We do not currently support RangePartitioning with native shuffle.
Adding this support would allow us to use native shuffle for more queries, including queries where there is a global sort.
Describe the potential solution
No response
Additional context
No response
Since the early development of Comet shuffle, this is one item on to do list. After we finish columnar shuffle which has higher coverage and support main partitioning types, we turn our focus to other more urgent items. Because we want to increase query coverage as much as possible. Currently we can run TPC-H queries mostly native, seems we can go back to look at this as it can give us more performance gain on shuffle (because native shuffle is faster than columnar shuffle).
I will work on this after finishing HashJoin build right support.
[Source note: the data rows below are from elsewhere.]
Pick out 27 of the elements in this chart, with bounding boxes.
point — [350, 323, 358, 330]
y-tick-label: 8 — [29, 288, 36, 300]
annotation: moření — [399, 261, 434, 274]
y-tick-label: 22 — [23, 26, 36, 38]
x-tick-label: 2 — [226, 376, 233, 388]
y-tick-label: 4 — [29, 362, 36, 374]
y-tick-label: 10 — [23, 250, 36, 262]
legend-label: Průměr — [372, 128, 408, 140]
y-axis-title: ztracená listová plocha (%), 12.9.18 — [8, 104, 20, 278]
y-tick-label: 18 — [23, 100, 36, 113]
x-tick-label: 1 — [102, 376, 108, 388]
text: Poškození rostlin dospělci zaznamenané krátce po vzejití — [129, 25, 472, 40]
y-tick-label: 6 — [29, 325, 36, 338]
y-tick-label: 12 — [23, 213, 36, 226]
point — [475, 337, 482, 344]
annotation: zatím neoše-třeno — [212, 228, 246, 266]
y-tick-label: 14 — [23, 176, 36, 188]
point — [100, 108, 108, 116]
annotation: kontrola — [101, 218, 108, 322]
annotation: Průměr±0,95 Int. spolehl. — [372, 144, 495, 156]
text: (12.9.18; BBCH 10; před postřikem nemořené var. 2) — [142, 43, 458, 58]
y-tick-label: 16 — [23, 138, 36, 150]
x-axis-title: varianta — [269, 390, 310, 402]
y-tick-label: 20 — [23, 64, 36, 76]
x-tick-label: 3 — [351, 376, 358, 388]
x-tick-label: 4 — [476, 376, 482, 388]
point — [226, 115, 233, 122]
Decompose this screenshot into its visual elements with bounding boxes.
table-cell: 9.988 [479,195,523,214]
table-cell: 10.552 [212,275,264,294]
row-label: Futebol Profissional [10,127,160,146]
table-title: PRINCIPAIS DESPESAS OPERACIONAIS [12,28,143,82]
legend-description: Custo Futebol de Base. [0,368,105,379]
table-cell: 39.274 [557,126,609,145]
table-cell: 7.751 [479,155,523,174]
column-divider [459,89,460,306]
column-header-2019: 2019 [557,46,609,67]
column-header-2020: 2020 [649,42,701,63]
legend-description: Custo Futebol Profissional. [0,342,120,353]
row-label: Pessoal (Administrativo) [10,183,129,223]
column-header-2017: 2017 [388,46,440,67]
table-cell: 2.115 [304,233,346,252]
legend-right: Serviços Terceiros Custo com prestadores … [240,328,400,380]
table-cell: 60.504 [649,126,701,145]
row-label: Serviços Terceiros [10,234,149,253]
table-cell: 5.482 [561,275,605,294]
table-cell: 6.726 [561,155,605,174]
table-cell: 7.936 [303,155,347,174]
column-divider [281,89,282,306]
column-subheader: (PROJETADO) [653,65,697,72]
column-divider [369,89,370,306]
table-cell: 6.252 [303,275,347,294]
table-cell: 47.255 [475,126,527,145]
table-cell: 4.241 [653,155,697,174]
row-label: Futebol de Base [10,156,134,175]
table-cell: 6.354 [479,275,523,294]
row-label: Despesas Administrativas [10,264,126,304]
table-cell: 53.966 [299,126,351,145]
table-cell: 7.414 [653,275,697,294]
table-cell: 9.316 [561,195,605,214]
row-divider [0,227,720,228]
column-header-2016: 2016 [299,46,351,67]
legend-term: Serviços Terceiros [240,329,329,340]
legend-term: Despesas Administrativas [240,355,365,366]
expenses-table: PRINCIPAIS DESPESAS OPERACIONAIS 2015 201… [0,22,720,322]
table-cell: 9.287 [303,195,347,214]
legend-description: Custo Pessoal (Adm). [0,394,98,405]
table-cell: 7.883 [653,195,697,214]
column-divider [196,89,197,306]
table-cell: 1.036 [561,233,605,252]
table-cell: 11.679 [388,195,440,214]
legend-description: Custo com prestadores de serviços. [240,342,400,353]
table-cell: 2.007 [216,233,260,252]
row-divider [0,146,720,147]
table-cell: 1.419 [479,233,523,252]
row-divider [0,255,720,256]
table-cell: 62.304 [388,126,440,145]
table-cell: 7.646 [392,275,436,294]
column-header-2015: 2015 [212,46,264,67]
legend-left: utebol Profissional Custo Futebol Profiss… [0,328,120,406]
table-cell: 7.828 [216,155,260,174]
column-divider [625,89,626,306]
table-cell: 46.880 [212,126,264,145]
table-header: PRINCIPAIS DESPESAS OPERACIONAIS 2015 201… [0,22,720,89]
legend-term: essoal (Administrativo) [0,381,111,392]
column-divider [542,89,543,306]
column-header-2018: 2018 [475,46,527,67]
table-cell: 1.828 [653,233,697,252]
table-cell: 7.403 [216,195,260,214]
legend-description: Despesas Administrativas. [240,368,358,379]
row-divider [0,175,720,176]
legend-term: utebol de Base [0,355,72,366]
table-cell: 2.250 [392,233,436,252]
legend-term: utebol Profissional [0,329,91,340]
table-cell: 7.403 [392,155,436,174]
This would help with TPC-H performance, so I plan on taking a look at this issue soon
Hi @andygrove May I ask why we decide not support RangePartitioning ? and will it be supported in the near future ? Thanks
Hi @andygrove May I ask why we decide not support RangePartitioning ? and will it be supported in the near future ? Thanks
We didn't decide not to support it.
It just hasn't been implemented yet because it is more complex than other partitioning schemes. It would be great if someone could submit a PR to add support for this. It could really help with benchmark results and performance overall.
I discussed this feature with @mbutrovich recently and he may have additional thoughts on this topic.
The implementation issue or difference for RangePartitioning other than other partitioning like HashPartitioning, is that it involves some sampling operations that perform with RDD in Spark. That's said Comet lib at each executor cannot determine the sampling results separately like we did for general query execution.